For the H/VH risk group, very poor cytogenetic risk, age ≥ 65 years, ECOG PS 2 to 4, and AML transformation were poor prognostic factors. HMA showed no benefit in terms of OS when compared to BSC. Allo-HCT was the only factor predicting a favorable long-term outcome. The use of HMA therapy did not seem to have an adverse effect on the transplantation outcomes. However, the conclusion of this study should be carefully interpreted and proven by large scale research in the future.

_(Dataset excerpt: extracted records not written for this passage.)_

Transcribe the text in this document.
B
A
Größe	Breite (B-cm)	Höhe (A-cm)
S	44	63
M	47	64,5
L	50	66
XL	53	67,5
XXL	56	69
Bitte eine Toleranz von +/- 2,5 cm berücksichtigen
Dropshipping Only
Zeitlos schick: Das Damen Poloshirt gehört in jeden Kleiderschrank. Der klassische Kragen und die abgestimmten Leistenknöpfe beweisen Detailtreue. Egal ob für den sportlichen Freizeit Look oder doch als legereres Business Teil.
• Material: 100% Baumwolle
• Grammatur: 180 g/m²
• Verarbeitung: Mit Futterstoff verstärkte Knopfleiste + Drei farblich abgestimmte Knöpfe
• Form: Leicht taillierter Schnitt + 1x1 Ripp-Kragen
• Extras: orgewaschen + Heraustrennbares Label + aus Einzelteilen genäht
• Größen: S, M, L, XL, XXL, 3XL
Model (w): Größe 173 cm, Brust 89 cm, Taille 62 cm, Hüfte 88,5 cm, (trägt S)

背景/目的:本研究根据修订后的国际预后评分系统(Revised International Prognostic Scoring System),评估了低甲基化药物(HMA)与最佳支持治疗(BSC)相比,在高或极高(H/VH)风险骨髓增生异常综合征(MDS)患者中的作用。
回顾性分析了韩国 MDS 工作组数据库中登记的 279 例 H/VH 风险 MDS 患者。
205 例患者(73.5%)接受了 HMA 治疗,其中 31 例(11.1%)随后接受了异基因造血细胞移植(allo-HCT),而 74 例(26.5%)接受了 BSC 或无 HMA 的 allo-HCT。allo-HCT 联合 HMA 的 3 年总生存率(OS)为 53.1%±10.7%,allo-HCT 无 HMA 为 75%±21.7%,HMA 为 17.3%±3.6%,BSC 为 20.8%±6.9%(p<0.001)。多变量分析显示,只有 allo-HCT 与良好的 OS 相关(风险比[HR],0.356;p=0.002),而非常差的细胞遗传学风险(HR,5.696;p=0.042)、年龄≥65 岁(HR,1.578;p=0.022)、东部合作肿瘤学组体能状态(ECOG PS)2 至 4 分(HR,2.837;p<0.001)和转化为急性髓系白血病(AML)(HR,1.901;p=0.001)均对 OS 有不良影响。
对于 H/VH 风险组,非常差的细胞遗传学风险、年龄≥65 岁、ECOG PS 2 至 4 分和 AML 转化是不良预后因素。与 BSC 相比,HMA 对 OS 没有益处。allo-HCT 是唯一预测长期预后良好的因素。HMA 治疗的使用似乎对移植结果没有不良影响。然而,本研究的结论应在未来通过大规模研究仔细解释和验证。